I don’t have the answers here. If you do, I’d love to hear them. But I do believe we’ve spent the last 15 years continuing to move in the wrong direction. And I think most people know it, and that’s why we keep updating and creating new policies to address it. We change the number of assessments or the type of assessment. We change what we assess and how. We change funding formulas. But really, we’re just running in circles. It’s time to start from scratch, and we need leadership that is brave enough to say, “You know what? We were wrong. This isn’t working. Let’s find a new way.” 
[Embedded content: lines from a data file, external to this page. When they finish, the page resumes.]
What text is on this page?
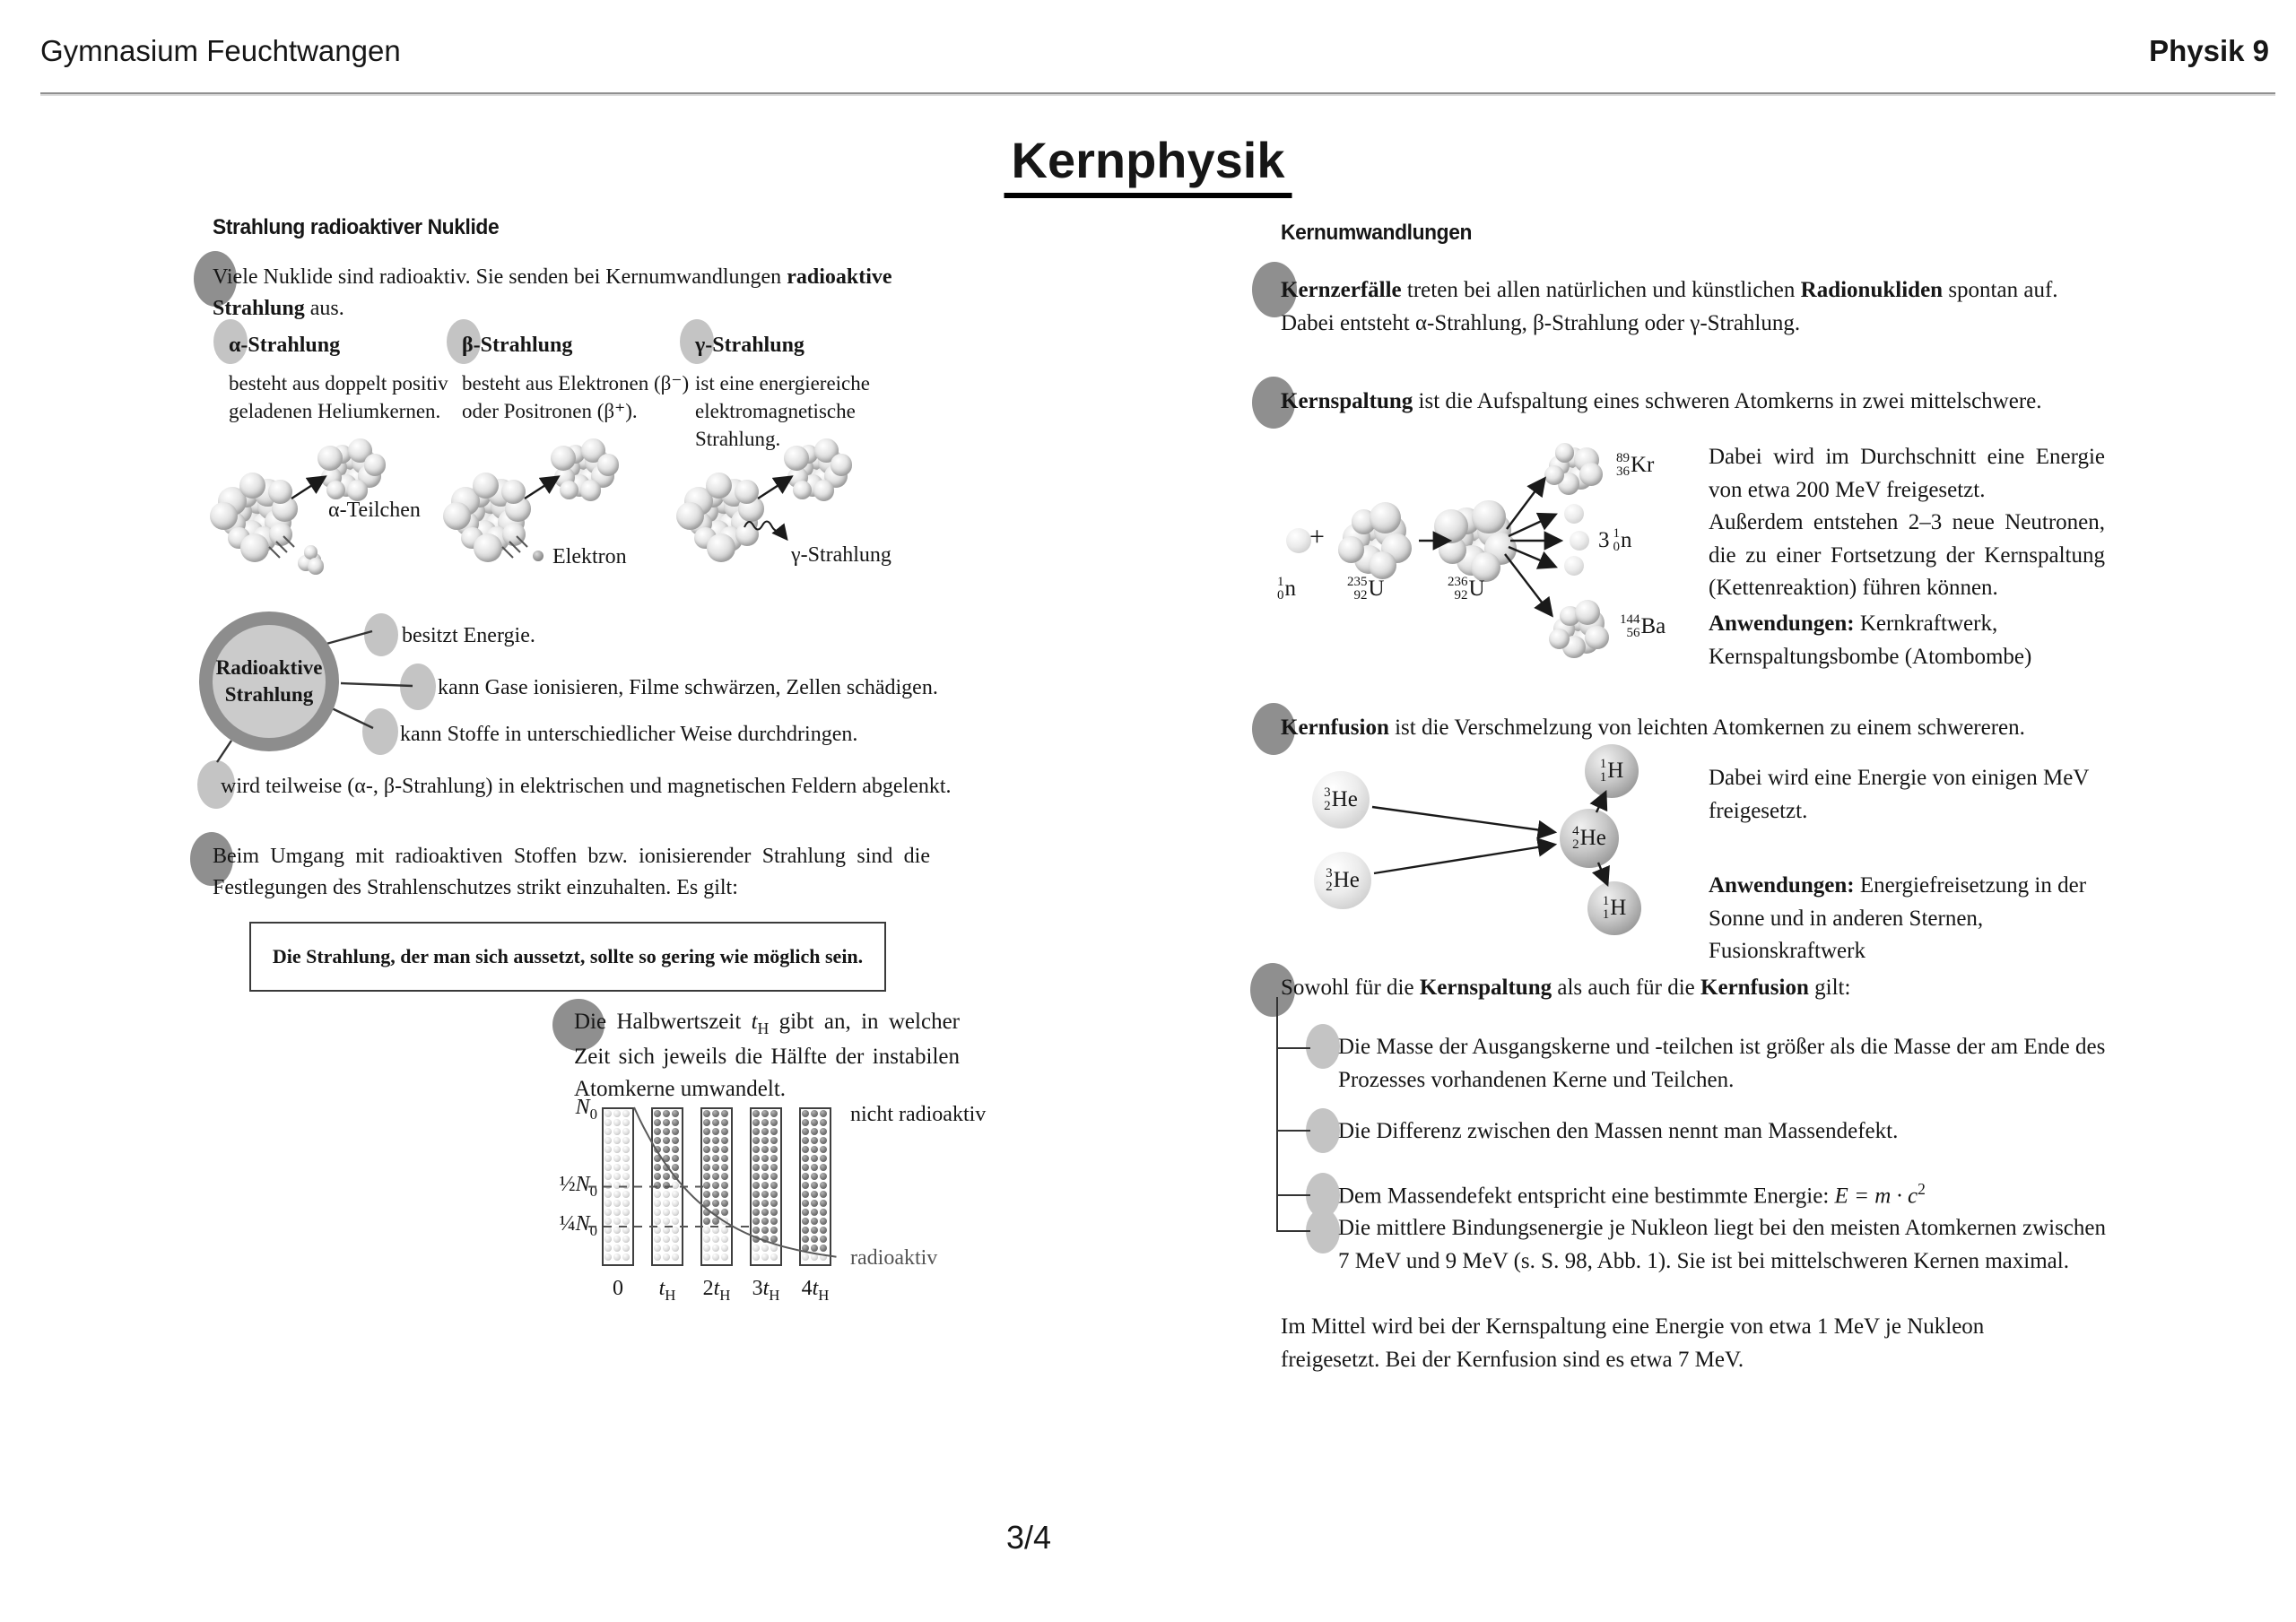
Gymnasium Feuchtwangen	Physik 9
Kernphysik
Strahlung radioaktiver Nuklide
Viele Nuklide sind radioaktiv. Sie senden bei Kernumwandlungen radioaktive Strahlung aus.
α-Strahlung	β-Strahlung	γ-Strahlung
besteht aus doppelt positiv geladenen Heliumkernen.
besteht aus Elektronen (β⁻) oder Positronen (β⁺).
ist eine energiereiche elektromagnetische Strahlung.
α-Teilchen
Elektron	γ-Strahlung
Radioaktive
Strahlung
besitzt Energie.
kann Gase ionisieren, Filme schwärzen, Zellen schädigen.
kann Stoffe in unterschiedlicher Weise durchdringen.
wird teilweise (α-, β-Strahlung) in elektrischen und magnetischen Feldern abgelenkt.
Beim Umgang mit radioaktiven Stoffen bzw. ionisierender Strahlung sind die Festlegungen des Strahlenschutzes strikt einzuhalten. Es gilt:
Die Strahlung, der man sich aussetzt, sollte so gering wie möglich sein.
Die Halbwertszeit $t_H$ gibt an, in welcher Zeit sich jeweils die Hälfte der instabilen Atomkerne umwandelt.
$N_0$
$\frac{1}{2}N_0$
$\frac{1}{4}N_0$
0	$t_H$	$2t_H$	$3t_H$	$4t_H$
nicht radioaktiv
radioaktiv
Kernumwandlungen
Kernzerfälle treten bei allen natürlichen und künstlichen Radionukliden spontan auf. Dabei entsteht α-Strahlung, β-Strahlung oder γ-Strahlung.
Kernspaltung ist die Aufspaltung eines schweren Atomkerns in zwei mittelschwere.
+
1
0 n	235
92 U	236
92 U
89
36 Kr
3 1
0 n
144
56 Ba
Dabei wird im Durchschnitt eine Energie von etwa 200 MeV freigesetzt.
Außerdem entstehen 2–3 neue Neutronen, die zu einer Fortsetzung der Kernspaltung (Kettenreaktion) führen können.
Anwendungen: Kernkraftwerk, Kernspaltungsbombe (Atombombe)
Kernfusion ist die Verschmelzung von leichten Atomkernen zu einem schwereren.
3
2 He
3
2 He
4
2 He
1
1 H
1
1 H
Dabei wird eine Energie von einigen MeV freigesetzt.
Anwendungen: Energiefreisetzung in der Sonne und in anderen Sternen, Fusionskraftwerk
Sowohl für die Kernspaltung als auch für die Kernfusion gilt:
Die Masse der Ausgangskerne und -teilchen ist größer als die Masse der am Ende des Prozesses vorhandenen Kerne und Teilchen.
Die Differenz zwischen den Massen nennt man Massendefekt.
Dem Massendefekt entspricht eine bestimmte Energie: $E = m \cdot c^2$
Die mittlere Bindungsenergie je Nukleon liegt bei den meisten Atomkernen zwischen 7 MeV und 9 MeV (s. S. 98, Abb. 1). Sie ist bei mittelschweren Kernen maximal.
Im Mittel wird bei der Kernspaltung eine Energie von etwa 1 MeV je Nukleon freigesetzt. Bei der Kernfusion sind es etwa 7 MeV.
3/4
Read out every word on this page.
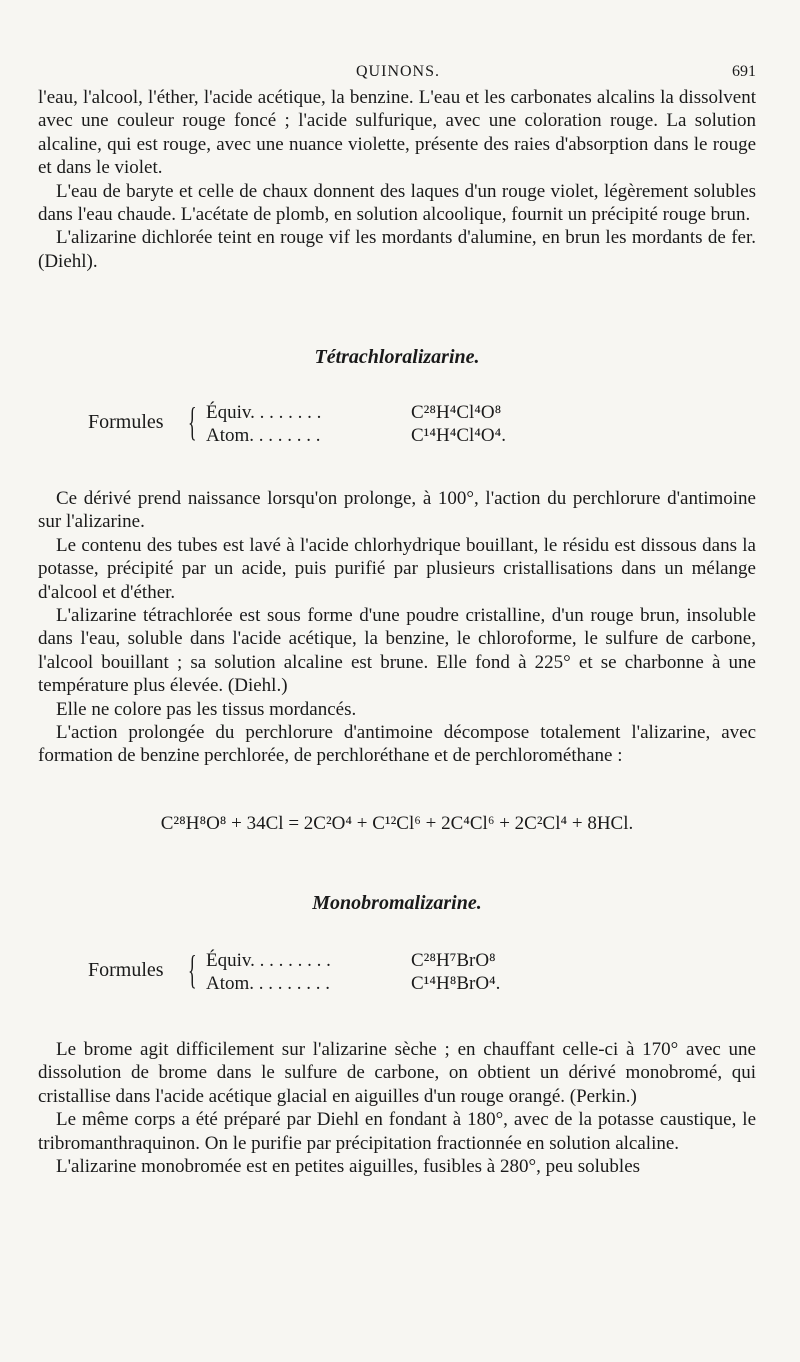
QUINONS.	691

l'eau, l'alcool, l'éther, l'acide acétique, la benzine. L'eau et les carbonates alcalins la dissolvent avec une couleur rouge foncé ; l'acide sulfurique, avec une coloration rouge. La solution alcaline, qui est rouge, avec une nuance violette, présente des raies d'absorption dans le rouge et dans le violet.

L'eau de baryte et celle de chaux donnent des laques d'un rouge violet, légèrement solubles dans l'eau chaude. L'acétate de plomb, en solution alcoolique, fournit un précipité rouge brun.

L'alizarine dichlorée teint en rouge vif les mordants d'alumine, en brun les mordants de fer. (Diehl).

Tétrachloralizarine.
Formules { Équiv. . . . . . . .	C²⁸H⁴Cl⁴O⁸
Atom. . . . . . . .	C¹⁴H⁴Cl⁴O⁴.

Ce dérivé prend naissance lorsqu'on prolonge, à 100°, l'action du perchlorure d'antimoine sur l'alizarine.

Le contenu des tubes est lavé à l'acide chlorhydrique bouillant, le résidu est dissous dans la potasse, précipité par un acide, puis purifié par plusieurs cristallisations dans un mélange d'alcool et d'éther.

L'alizarine tétrachlorée est sous forme d'une poudre cristalline, d'un rouge brun, insoluble dans l'eau, soluble dans l'acide acétique, la benzine, le chloroforme, le sulfure de carbone, l'alcool bouillant ; sa solution alcaline est brune. Elle fond à 225° et se charbonne à une température plus élevée. (Diehl.)

Elle ne colore pas les tissus mordancés.

L'action prolongée du perchlorure d'antimoine décompose totalement l'alizarine, avec formation de benzine perchlorée, de perchloréthane et de perchlorométhane :

C²⁸H⁸O⁸ + 34Cl = 2C²O⁴ + C¹²Cl⁶ + 2C⁴Cl⁶ + 2C²Cl⁴ + 8HCl.
Monobromalizarine.
Formules { Équiv. . . . . . . . .	C²⁸H⁷BrO⁸
Atom. . . . . . . . .	C¹⁴H⁸BrO⁴.

Le brome agit difficilement sur l'alizarine sèche ; en chauffant celle-ci à 170° avec une dissolution de brome dans le sulfure de carbone, on obtient un dérivé monobromé, qui cristallise dans l'acide acétique glacial en aiguilles d'un rouge orangé. (Perkin.)

Le même corps a été préparé par Diehl en fondant à 180°, avec de la potasse caustique, le tribromanthraquinon. On le purifie par précipitation fractionnée en solution alcaline.

L'alizarine monobromée est en petites aiguilles, fusibles à 280°, peu solubles
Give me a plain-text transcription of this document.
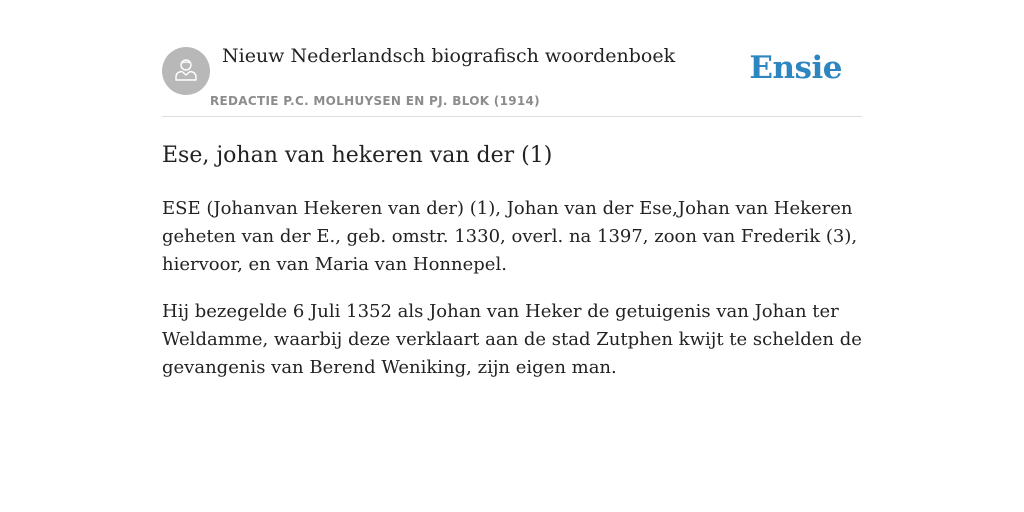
Nieuw Nederlandsch biografisch woordenboek
REDACTIE P.C. MOLHUYSEN EN PJ. BLOK (1914)
Ensie
Ese, johan van hekeren van der (1)

ESE (Johanvan Hekeren van der) (1), Johan van der Ese,Johan van Hekeren geheten van der E., geb. omstr. 1330, overl. na 1397, zoon van Frederik (3), hiervoor, en van Maria van Honnepel.

Hij bezegelde 6 Juli 1352 als Johan van Heker de getuigenis van Johan ter Weldamme, waarbij deze verklaart aan de stad Zutphen kwijt te schelden de gevangenis van Berend Weniking, zijn eigen man.
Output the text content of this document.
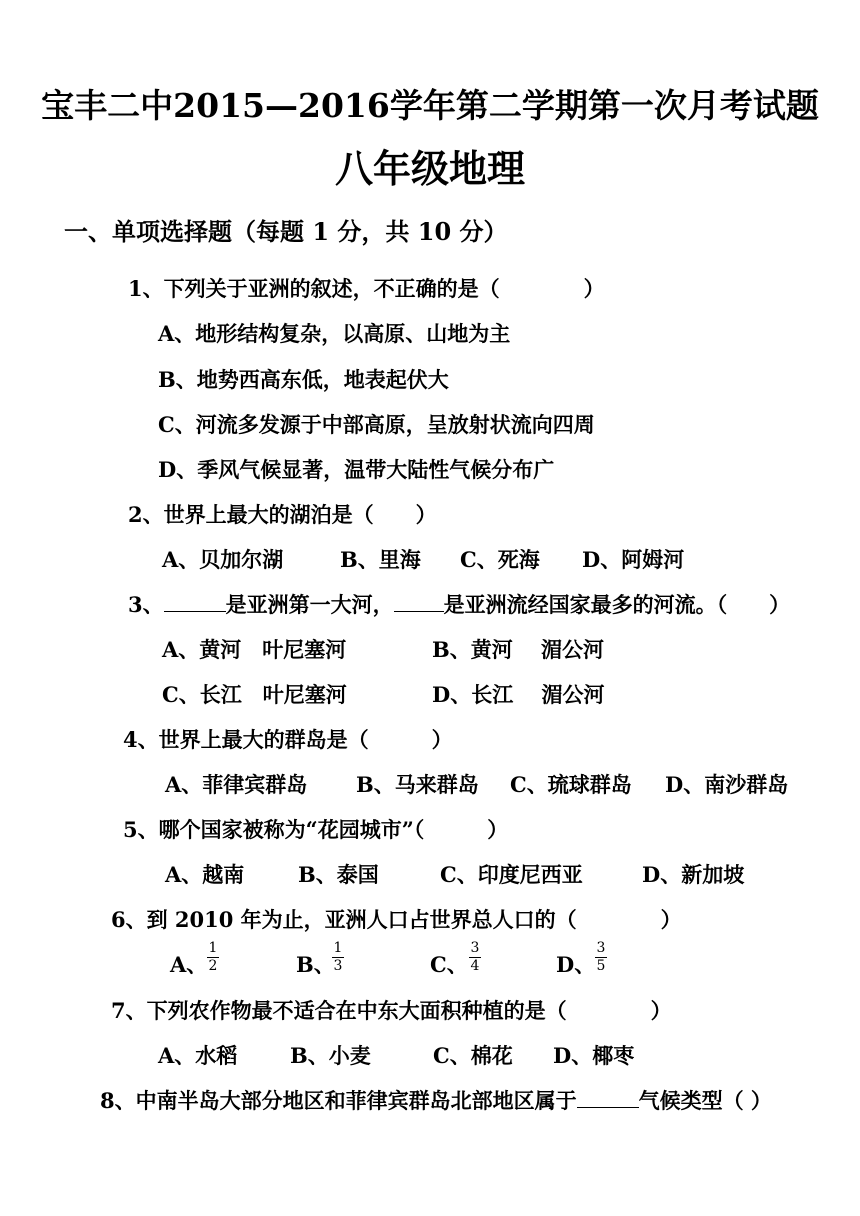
宝丰二中2015—2016学年第二学期第一次月考试题
八年级地理
一、单项选择题（每题 1 分，共 10 分）
1、下列关于亚洲的叙述，不正确的是（　　　　）
A、地形结构复杂，以高原、山地为主
B、地势西高东低，地表起伏大
C、河流多发源于中部高原，呈放射状流向四周
D、季风气候显著，温带大陆性气候分布广
2、世界上最大的湖泊是（　　）
A、贝加尔湖	B、里海 C、死海 D、阿姆河
3、	是亚洲第一大河， 是亚洲流经国家最多的河流。（　　）
A、黄河　叶尼塞河	B、黄河　 湄公河
C、长江　叶尼塞河	D、长江　 湄公河
4、世界上最大的群岛是（　　　）
A、菲律宾群岛 B、马来群岛 C、琉球群岛 D、南沙群岛
5、哪个国家被称为“花园城市”（　　　）
A、越南	B、泰国	C、印度尼西亚	D、新加坡
6、到 2010 年为止，亚洲人口占世界总人口的（　　　　）
A、
1
2	B、
1
3	C、
3
4	D、
3
5
7、下列农作物最不适合在中东大面积种植的是（　　　　）
A、水稻	B、小麦	C、棉花 D、椰枣
8、中南半岛大部分地区和菲律宾群岛北部地区属于	气候类型（ ）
If you are a parent, I’m asking you to add your voice to this conversation.  Find an action piece you can take.  Call your state or federal representatives.  Attend a school board meeting.  Vote in an election.  Share your ideas even if they seem completely outside the current narrative.  Your idea might be the idea we need.  And remember, when it comes to the issue of education, you do not need any additional letters behind your name to be a part of the conversation.  

The letters  P – A – R – E – N – T  are more than enough.